Note that the acknowledgements section ends not with a camping trip in the Berkshires, but with ever advancing dust clouds that leave everything covered with a silt-like deposit of dust. That image reconnects, for example, to the poem “A Great Blue Wet World of Thought,” and others in the book, regarding mankind’s disregard for the environment, and so: “the merely / economic attitude toward the great blue wet world / we have half a mind to kill.”
Alan Davies’s poetry and prose essays have moved and inspired me for over thirty years. That sentence was something I couldn’t resist.
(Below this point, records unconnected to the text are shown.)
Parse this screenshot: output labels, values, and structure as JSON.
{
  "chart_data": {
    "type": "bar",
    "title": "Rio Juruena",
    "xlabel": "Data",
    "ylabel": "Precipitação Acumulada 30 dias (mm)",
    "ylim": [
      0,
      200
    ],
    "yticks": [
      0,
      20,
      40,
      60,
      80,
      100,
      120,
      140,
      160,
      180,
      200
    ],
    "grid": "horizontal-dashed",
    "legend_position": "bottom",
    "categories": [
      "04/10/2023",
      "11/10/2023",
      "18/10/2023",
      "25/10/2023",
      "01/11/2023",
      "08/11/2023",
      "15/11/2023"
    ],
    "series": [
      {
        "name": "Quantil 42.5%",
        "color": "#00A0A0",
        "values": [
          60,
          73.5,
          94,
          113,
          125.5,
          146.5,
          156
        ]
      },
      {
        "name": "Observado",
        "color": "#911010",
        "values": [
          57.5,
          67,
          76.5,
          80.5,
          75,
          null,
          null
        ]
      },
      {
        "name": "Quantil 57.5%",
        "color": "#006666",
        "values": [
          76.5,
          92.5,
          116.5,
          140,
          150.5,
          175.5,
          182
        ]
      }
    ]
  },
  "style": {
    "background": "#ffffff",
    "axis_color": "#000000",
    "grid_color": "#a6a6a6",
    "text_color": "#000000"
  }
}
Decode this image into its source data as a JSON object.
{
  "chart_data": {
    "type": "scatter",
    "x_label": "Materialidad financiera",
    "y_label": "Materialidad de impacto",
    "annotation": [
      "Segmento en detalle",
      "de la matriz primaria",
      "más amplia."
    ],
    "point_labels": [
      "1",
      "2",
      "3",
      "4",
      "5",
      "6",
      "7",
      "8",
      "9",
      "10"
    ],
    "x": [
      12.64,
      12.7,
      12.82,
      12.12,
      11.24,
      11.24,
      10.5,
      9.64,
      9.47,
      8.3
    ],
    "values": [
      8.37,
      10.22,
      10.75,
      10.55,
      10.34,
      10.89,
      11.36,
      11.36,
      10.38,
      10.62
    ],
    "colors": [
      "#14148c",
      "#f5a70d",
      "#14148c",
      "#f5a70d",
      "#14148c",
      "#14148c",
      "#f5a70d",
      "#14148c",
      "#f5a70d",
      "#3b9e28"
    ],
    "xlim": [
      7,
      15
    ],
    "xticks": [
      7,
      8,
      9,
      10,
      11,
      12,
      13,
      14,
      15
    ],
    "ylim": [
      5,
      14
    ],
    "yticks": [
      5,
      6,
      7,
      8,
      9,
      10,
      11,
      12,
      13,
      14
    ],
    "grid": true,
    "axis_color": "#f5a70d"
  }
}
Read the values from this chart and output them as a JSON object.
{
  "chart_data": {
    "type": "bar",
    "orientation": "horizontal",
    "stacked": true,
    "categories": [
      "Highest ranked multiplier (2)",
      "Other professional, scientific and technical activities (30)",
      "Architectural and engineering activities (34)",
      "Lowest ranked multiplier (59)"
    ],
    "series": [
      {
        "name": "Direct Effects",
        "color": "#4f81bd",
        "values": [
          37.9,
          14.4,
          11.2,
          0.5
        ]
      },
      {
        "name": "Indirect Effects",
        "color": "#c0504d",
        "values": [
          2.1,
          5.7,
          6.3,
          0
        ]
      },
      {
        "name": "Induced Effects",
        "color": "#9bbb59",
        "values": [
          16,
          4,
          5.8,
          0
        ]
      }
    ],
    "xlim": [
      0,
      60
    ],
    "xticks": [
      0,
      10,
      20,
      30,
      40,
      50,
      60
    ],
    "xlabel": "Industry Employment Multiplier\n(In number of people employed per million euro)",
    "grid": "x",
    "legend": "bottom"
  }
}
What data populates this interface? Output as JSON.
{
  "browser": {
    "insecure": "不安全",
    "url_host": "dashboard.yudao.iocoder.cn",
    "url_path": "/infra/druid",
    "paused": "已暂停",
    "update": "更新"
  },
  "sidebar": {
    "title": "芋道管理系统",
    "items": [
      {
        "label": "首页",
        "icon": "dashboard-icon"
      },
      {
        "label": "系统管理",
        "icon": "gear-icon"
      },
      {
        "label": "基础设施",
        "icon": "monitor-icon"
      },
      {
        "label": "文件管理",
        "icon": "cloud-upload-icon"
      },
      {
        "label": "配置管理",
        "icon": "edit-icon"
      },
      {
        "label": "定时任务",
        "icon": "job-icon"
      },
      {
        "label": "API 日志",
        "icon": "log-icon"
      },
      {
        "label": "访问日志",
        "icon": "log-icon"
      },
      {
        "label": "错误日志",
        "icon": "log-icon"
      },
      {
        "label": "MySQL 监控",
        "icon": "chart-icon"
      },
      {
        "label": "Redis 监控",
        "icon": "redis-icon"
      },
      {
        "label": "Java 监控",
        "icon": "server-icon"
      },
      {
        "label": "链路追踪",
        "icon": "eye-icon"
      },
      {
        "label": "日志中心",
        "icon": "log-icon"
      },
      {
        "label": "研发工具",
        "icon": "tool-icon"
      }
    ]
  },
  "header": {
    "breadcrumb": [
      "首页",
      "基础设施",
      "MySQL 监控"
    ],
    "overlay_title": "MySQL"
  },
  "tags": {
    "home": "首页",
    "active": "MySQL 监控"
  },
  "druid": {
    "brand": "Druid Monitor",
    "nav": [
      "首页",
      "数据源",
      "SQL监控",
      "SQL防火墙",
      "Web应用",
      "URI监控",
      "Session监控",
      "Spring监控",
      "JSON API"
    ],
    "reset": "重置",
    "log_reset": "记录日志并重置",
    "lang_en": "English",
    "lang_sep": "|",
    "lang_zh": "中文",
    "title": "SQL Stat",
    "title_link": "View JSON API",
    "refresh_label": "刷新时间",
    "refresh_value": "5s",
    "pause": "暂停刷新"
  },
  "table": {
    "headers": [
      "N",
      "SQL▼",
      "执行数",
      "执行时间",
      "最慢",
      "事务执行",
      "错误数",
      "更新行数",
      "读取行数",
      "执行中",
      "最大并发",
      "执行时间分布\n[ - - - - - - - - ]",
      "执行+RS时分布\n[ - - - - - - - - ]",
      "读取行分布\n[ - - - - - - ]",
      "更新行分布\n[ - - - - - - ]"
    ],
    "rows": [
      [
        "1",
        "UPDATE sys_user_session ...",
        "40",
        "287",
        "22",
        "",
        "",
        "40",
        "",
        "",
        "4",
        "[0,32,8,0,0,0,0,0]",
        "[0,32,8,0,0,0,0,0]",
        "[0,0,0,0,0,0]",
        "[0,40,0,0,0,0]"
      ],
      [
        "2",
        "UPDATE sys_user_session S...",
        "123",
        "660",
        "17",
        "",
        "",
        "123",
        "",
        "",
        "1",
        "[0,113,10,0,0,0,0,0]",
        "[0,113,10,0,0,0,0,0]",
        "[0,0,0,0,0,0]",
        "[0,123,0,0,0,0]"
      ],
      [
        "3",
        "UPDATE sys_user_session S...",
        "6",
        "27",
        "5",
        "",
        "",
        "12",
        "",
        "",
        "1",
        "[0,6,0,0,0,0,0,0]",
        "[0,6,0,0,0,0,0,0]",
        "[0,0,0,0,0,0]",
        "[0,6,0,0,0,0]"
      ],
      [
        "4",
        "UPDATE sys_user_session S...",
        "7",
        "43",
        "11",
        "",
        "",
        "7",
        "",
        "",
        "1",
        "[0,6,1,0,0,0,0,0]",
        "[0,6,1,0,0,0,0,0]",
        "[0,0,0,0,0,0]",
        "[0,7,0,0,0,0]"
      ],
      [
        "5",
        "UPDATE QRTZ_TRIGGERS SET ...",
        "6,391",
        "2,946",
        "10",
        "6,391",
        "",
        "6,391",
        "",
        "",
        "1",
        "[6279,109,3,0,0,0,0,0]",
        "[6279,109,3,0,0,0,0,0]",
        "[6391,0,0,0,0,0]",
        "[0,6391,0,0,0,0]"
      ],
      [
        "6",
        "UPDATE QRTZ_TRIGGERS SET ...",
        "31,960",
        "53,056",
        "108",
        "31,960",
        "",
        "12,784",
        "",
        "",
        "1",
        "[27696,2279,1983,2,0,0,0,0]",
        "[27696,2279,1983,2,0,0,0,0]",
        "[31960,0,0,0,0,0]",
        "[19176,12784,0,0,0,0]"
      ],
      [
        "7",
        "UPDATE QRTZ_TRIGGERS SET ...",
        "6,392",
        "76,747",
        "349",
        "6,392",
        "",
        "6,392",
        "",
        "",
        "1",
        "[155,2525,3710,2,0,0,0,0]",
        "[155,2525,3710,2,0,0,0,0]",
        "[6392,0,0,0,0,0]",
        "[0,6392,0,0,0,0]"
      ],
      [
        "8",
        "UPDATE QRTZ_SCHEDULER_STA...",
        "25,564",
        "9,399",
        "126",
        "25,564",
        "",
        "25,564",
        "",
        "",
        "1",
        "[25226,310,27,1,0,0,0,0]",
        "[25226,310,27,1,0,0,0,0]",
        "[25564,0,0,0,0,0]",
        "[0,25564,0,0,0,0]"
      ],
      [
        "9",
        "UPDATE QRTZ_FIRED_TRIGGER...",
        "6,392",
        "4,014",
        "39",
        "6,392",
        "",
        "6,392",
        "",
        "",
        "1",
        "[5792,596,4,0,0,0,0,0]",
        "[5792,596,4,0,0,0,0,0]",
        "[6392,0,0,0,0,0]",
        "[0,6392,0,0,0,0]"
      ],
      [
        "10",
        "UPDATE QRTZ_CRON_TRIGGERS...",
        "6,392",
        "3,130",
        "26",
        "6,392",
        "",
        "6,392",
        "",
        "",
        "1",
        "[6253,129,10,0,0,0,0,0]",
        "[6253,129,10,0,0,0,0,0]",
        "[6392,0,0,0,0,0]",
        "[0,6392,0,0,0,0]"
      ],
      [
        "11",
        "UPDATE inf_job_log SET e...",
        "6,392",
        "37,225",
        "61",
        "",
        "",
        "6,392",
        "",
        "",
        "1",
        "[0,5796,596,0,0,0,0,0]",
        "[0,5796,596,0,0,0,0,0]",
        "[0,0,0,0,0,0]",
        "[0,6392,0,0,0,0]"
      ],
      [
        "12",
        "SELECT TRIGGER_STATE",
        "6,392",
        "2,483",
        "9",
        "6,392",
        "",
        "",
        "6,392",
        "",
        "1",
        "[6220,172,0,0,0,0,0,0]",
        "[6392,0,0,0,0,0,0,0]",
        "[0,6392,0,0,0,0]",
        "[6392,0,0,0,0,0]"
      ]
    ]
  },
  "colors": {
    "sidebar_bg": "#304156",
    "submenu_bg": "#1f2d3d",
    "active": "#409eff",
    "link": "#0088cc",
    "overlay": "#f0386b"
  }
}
And I’m glad that you’ve mentioned it as it provides me with the opportunity of acknowledging my source. No one is more an antiauthoritarian than Alan. The publisher’s press release for Alan’s ODES & fragments (Ellipsis Press, 2013), includes a three-paragraph introduction by Steve Zultanski that begins with that sentence, all in CAPS. He summarizes the matter of Alan’s work, that it’s about “how words sexualize everything they touch and don’t touch.” My wish is that Artifice in the Calm Damages deliver similar pleasures.